The Juno Awards nominated New Brunswicker blues guitarist and vocalist MATT ANDERSEN released a fabulous album titled “Honest Man” last spring, produced in New York with Commissioner Gordon (Joss Stone, Amy Winehouse.) It’s a collection of simmering songs, chants and dances — delivered with an astonishing peach-mustard voice.
This week we enjoyed seeing Mat’s emotional and impressive stage show at London’s swishy music venue, the Borderline. The musician is famous for his incredible acoustic-blues performances, for his simple style and his friendly banter.
His breathtaking mastery of blues guitar is amazing, and it takes in flamenco and classic elements too. “He broke three strings in the first five minutes of the last show I saw…” a fan told me. And we could see how it could easily happen again within a few minutes of opening song “Make You Stay” that was an outpouring of finger-picked majesty — fermented by melancholy.
The next song was, he told us, “about a friend of mine back home who has a girlfriend nobody likes...” The number, “I Play The Fool For You” played roughly with bottleneck, had a shovelful of gravel and phlegm in each rising. “Now I know your reputation, I know you’re always on the move...” he snorts. But this is actually a song of consensus and acceptance … in other words it’s given without any self-surrender or pity.
The London set was full of songs, one after the other. Some lasted only a minute, others were longer and perhaps more hokey. And that’s fine — we were happy to contend with the soupy when it came — because it’s ladled out from such a big heart.
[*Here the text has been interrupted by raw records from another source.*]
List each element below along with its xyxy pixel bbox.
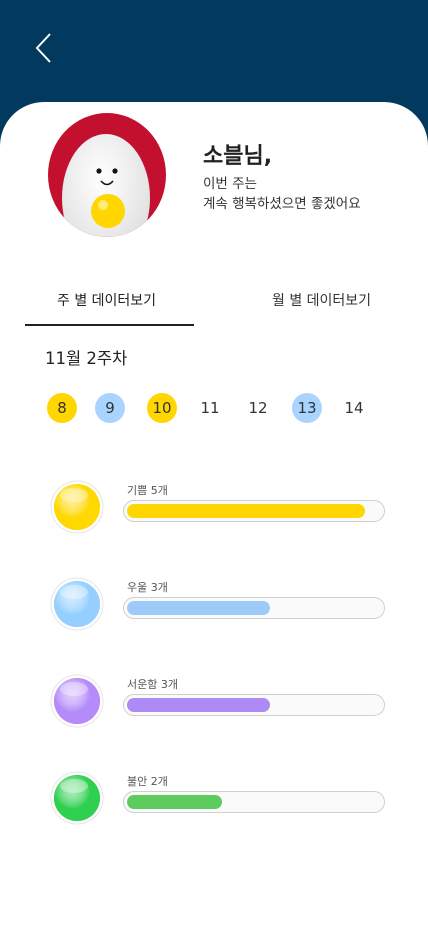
emotion-row-anxiety: 불안 2개 — [0, 771, 428, 841]
emotion-bar-track — [123, 694, 385, 716]
day-12[interactable]: 12 — [243, 393, 273, 423]
day-13[interactable]: 13 — [292, 393, 322, 423]
tab-weekly[interactable]: 주 별 데이터보기 — [57, 290, 156, 310]
chevron-left-icon[interactable] — [30, 30, 58, 66]
emotion-row-joy: 기쁨 5개 — [0, 480, 428, 550]
day-8[interactable]: 8 — [47, 393, 77, 423]
emotion-label: 우울 3개 — [127, 581, 168, 594]
profile-message-line2: 계속 행복하셨으면 좋겠어요 — [203, 196, 361, 212]
joy-orb-icon — [50, 480, 104, 534]
tab-monthly[interactable]: 월 별 데이터보기 — [272, 290, 371, 310]
gloom-orb-icon — [50, 577, 104, 631]
emotion-row-sadness: 서운함 3개 — [0, 674, 428, 744]
emotion-bar-track — [123, 791, 385, 813]
profile-message: 이번 주는 계속 행복하셨으면 좋겠어요 — [203, 174, 361, 214]
week-title: 11월 2주차 — [45, 349, 128, 368]
emotion-label: 불안 2개 — [127, 775, 168, 788]
emotion-bar-fill — [127, 504, 365, 518]
sadness-orb-icon — [50, 674, 104, 728]
emotion-bar-fill — [127, 795, 222, 809]
day-10[interactable]: 10 — [147, 393, 177, 423]
emotion-bar-track — [123, 500, 385, 522]
emotion-bar-fill — [127, 601, 270, 615]
day-11[interactable]: 11 — [195, 393, 225, 423]
emotion-label: 서운함 3개 — [127, 678, 178, 691]
day-9[interactable]: 9 — [95, 393, 125, 423]
emotion-label: 기쁨 5개 — [127, 484, 168, 497]
profile-message-line1: 이번 주는 — [203, 176, 257, 192]
emotion-bar-track — [123, 597, 385, 619]
anxiety-orb-icon — [50, 771, 104, 825]
day-14[interactable]: 14 — [339, 393, 369, 423]
emotion-bar-fill — [127, 698, 270, 712]
active-tab-indicator — [25, 324, 194, 326]
profile-name: 소블님, — [203, 144, 273, 169]
emotion-row-gloom: 우울 3개 — [0, 577, 428, 647]
avatar — [48, 113, 166, 237]
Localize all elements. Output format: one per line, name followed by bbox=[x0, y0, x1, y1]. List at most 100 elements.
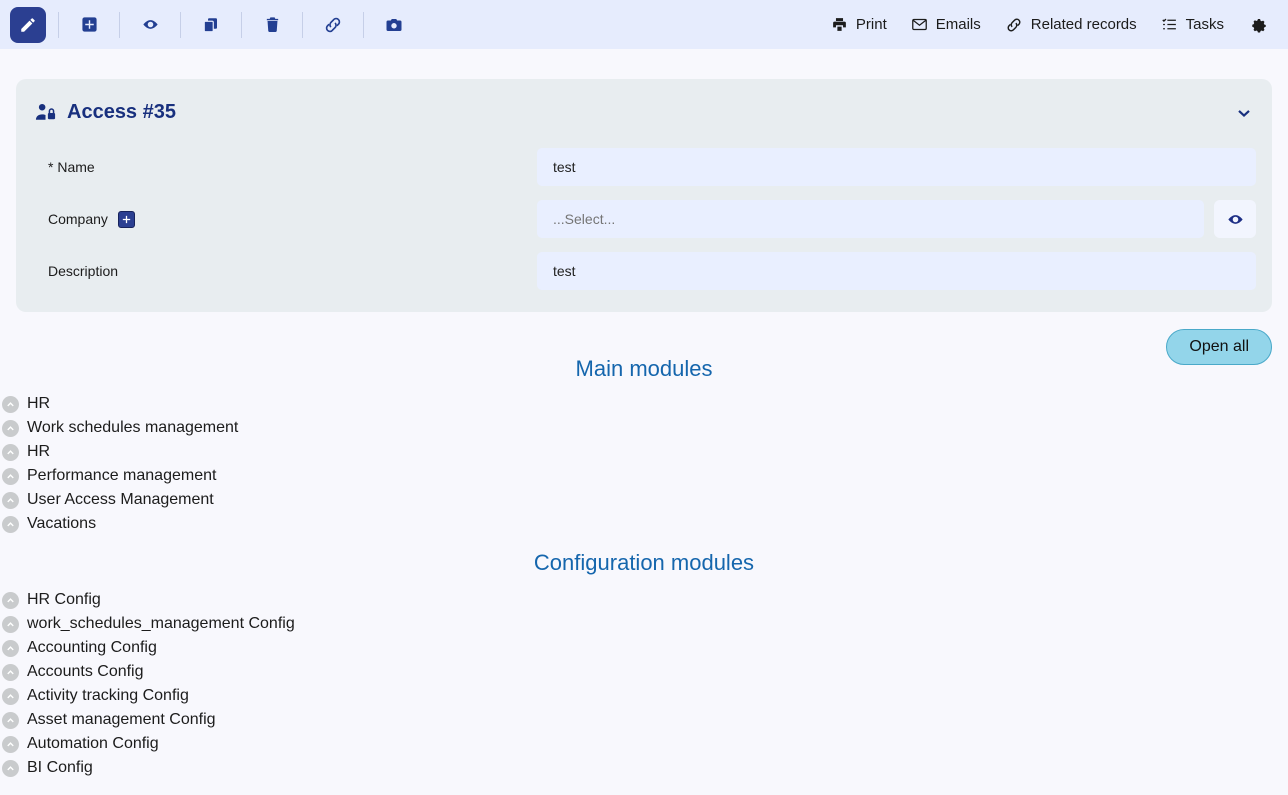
emails-label: Emails bbox=[935, 16, 981, 33]
link-icon bbox=[325, 17, 341, 32]
plus-square-icon bbox=[81, 17, 97, 32]
envelope-icon bbox=[911, 16, 928, 33]
add-company-button[interactable] bbox=[117, 210, 135, 228]
list-check-icon bbox=[1161, 16, 1178, 33]
gear-icon bbox=[1250, 16, 1268, 34]
toolbar-divider bbox=[180, 11, 181, 38]
list-item[interactable]: Activity tracking Config bbox=[0, 684, 1288, 708]
chevron-up-circle-icon bbox=[2, 443, 19, 461]
description-label-text: Description bbox=[48, 263, 119, 279]
chevron-up-circle-icon bbox=[2, 687, 19, 705]
chevron-up-circle-icon bbox=[2, 491, 19, 509]
page-title: Access #35 bbox=[67, 101, 176, 123]
collapse-card-button[interactable] bbox=[1234, 103, 1254, 123]
access-card: Access #35 * Name Company bbox=[16, 79, 1272, 312]
eye-icon bbox=[1227, 214, 1243, 224]
list-item[interactable]: HR bbox=[0, 440, 1288, 464]
list-item[interactable]: HR bbox=[0, 392, 1288, 416]
list-item-label: HR Config bbox=[27, 591, 101, 608]
list-item-label: Activity tracking Config bbox=[27, 687, 189, 704]
page-content: Access #35 * Name Company bbox=[0, 79, 1288, 780]
add-button[interactable] bbox=[71, 7, 107, 43]
chevron-up-circle-icon bbox=[2, 663, 19, 681]
toolbar-divider bbox=[58, 11, 59, 38]
toolbar-divider bbox=[241, 11, 242, 38]
name-label-text: * Name bbox=[48, 159, 95, 175]
toolbar-left-group bbox=[10, 6, 412, 43]
chevron-up-circle-icon bbox=[2, 639, 19, 657]
chevron-up-circle-icon bbox=[2, 711, 19, 729]
toolbar-divider bbox=[302, 11, 303, 38]
eye-icon bbox=[142, 20, 158, 29]
chevron-up-circle-icon bbox=[2, 419, 19, 437]
list-item-label: work_schedules_management Config bbox=[27, 615, 295, 632]
copy-icon bbox=[203, 17, 217, 32]
print-label: Print bbox=[855, 16, 887, 33]
camera-icon bbox=[386, 18, 402, 31]
description-input[interactable] bbox=[537, 252, 1256, 290]
card-title-group: Access #35 bbox=[34, 101, 176, 124]
name-input[interactable] bbox=[537, 148, 1256, 186]
related-records-label: Related records bbox=[1030, 16, 1137, 33]
list-item-label: User Access Management bbox=[27, 491, 214, 508]
toolbar-divider bbox=[363, 11, 364, 38]
related-records-button[interactable]: Related records bbox=[993, 10, 1149, 40]
list-item[interactable]: Automation Config bbox=[0, 732, 1288, 756]
list-item-label: Performance management bbox=[27, 467, 217, 484]
list-item[interactable]: Vacations bbox=[0, 512, 1288, 536]
plus-icon bbox=[122, 215, 131, 223]
view-button[interactable] bbox=[132, 7, 168, 43]
access-card-header: Access #35 bbox=[16, 79, 1272, 134]
list-item[interactable]: Work schedules management bbox=[0, 416, 1288, 440]
configuration-modules-list: HR Config work_schedules_management Conf… bbox=[0, 588, 1288, 780]
company-select[interactable] bbox=[537, 200, 1204, 238]
list-item[interactable]: Accounting Config bbox=[0, 636, 1288, 660]
name-label: * Name bbox=[32, 159, 537, 175]
printer-icon bbox=[831, 16, 848, 33]
duplicate-button[interactable] bbox=[193, 7, 229, 43]
user-lock-icon bbox=[34, 101, 57, 124]
company-label-text: Company bbox=[48, 211, 108, 227]
chevron-up-circle-icon bbox=[2, 615, 19, 633]
list-item[interactable]: Asset management Config bbox=[0, 708, 1288, 732]
chevron-up-circle-icon bbox=[2, 515, 19, 533]
list-item[interactable]: HR Config bbox=[0, 588, 1288, 612]
print-button[interactable]: Print bbox=[819, 10, 899, 39]
tasks-label: Tasks bbox=[1185, 16, 1224, 33]
toolbar-divider bbox=[119, 11, 120, 38]
main-modules-title: Main modules bbox=[575, 356, 713, 381]
list-item[interactable]: User Access Management bbox=[0, 488, 1288, 512]
list-item-label: Accounting Config bbox=[27, 639, 157, 656]
list-item[interactable]: Accounts Config bbox=[0, 660, 1288, 684]
company-label: Company bbox=[32, 210, 537, 228]
toolbar-right-group: Print Emails Related records Tasks bbox=[819, 10, 1274, 40]
list-item-label: BI Config bbox=[27, 759, 93, 776]
chevron-up-circle-icon bbox=[2, 759, 19, 777]
main-modules-list: HR Work schedules management HR Performa… bbox=[0, 392, 1288, 536]
open-all-button[interactable]: Open all bbox=[1166, 329, 1272, 365]
edit-button[interactable] bbox=[10, 6, 46, 43]
field-row-name: * Name bbox=[16, 148, 1272, 186]
list-item[interactable]: work_schedules_management Config bbox=[0, 612, 1288, 636]
chevron-up-circle-icon bbox=[2, 395, 19, 413]
chevron-up-circle-icon bbox=[2, 467, 19, 485]
pencil-icon bbox=[21, 17, 35, 32]
delete-button[interactable] bbox=[254, 7, 290, 43]
list-item-label: HR bbox=[27, 395, 51, 412]
list-item-label: Work schedules management bbox=[27, 419, 239, 436]
list-item-label: Asset management Config bbox=[27, 711, 216, 728]
trash-icon bbox=[266, 17, 278, 32]
list-item-label: Vacations bbox=[27, 515, 97, 532]
screenshot-button[interactable] bbox=[376, 7, 412, 43]
emails-button[interactable]: Emails bbox=[899, 10, 993, 39]
settings-button[interactable] bbox=[1236, 10, 1274, 40]
field-row-company: Company bbox=[16, 200, 1272, 238]
link-icon bbox=[1005, 16, 1023, 34]
tasks-button[interactable]: Tasks bbox=[1149, 10, 1236, 39]
chevron-up-circle-icon bbox=[2, 591, 19, 609]
link-button[interactable] bbox=[315, 7, 351, 43]
company-preview-button[interactable] bbox=[1214, 200, 1256, 238]
field-row-description: Description bbox=[16, 252, 1272, 290]
list-item[interactable]: BI Config bbox=[0, 756, 1288, 780]
list-item[interactable]: Performance management bbox=[0, 464, 1288, 488]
During the performance, Matt played in ever more urgent up-tempo flurries, creating rhythms-upon-rhythms with a multitude of finger taps, picks and walking bass patterns provided by thick, driving thumb.
But the magic potion was, of course, his voice. Probably one of the most effective songs in the London concert was his softly picked “Quiet Company” which, he told the audience, is a song about, “One of those friends we all have… that we turn to in need and it’s good to have around...” This song like many others in the collection, was hearty and warm. Like a healing broth on the simmer. Curative and unpretentious.
We enjoyed some uninhibited audience participation when he offered the gospel-influenced civil rights protest song “People Get Ready” — originally released by The Impressions [written by lead singer Curtis Mayfield.]
It’s a song that’s been covered by everybody from Dylan to Rod Stewart via Jeff Beck. The Andersen version is fruity and gorgeous — we did the oohs and aahs and we clapped along in time to the soothing poetry. And we realized, in our heart-of-hearts, that even though this should be a hymn of our time — of all times — the 60’s ideals have somehow been lost along the way. Perhaps, corrupted by greed and ignorance, our generation has turned its back on human understanding & social empathy.
“I come from East…” Matt later tells the audience (known for forestry, mining, fishing) “and so I meet many old miners .. I have the have a lot of respect for those guys...” Thus he gives us the more authentic “Coal Mining Blues” which had creamy-dream chocolate vocals slathered in deep molasses. The voice here was almost bitter as beaned cocoa and sounded evermore throaty against the delimited Southern style-country blues.
This was a treat of carefully picked n’ bottled tunes, personal songs about little pains and great triumphs, all presented with a voice that was selflessly given and totally lovable.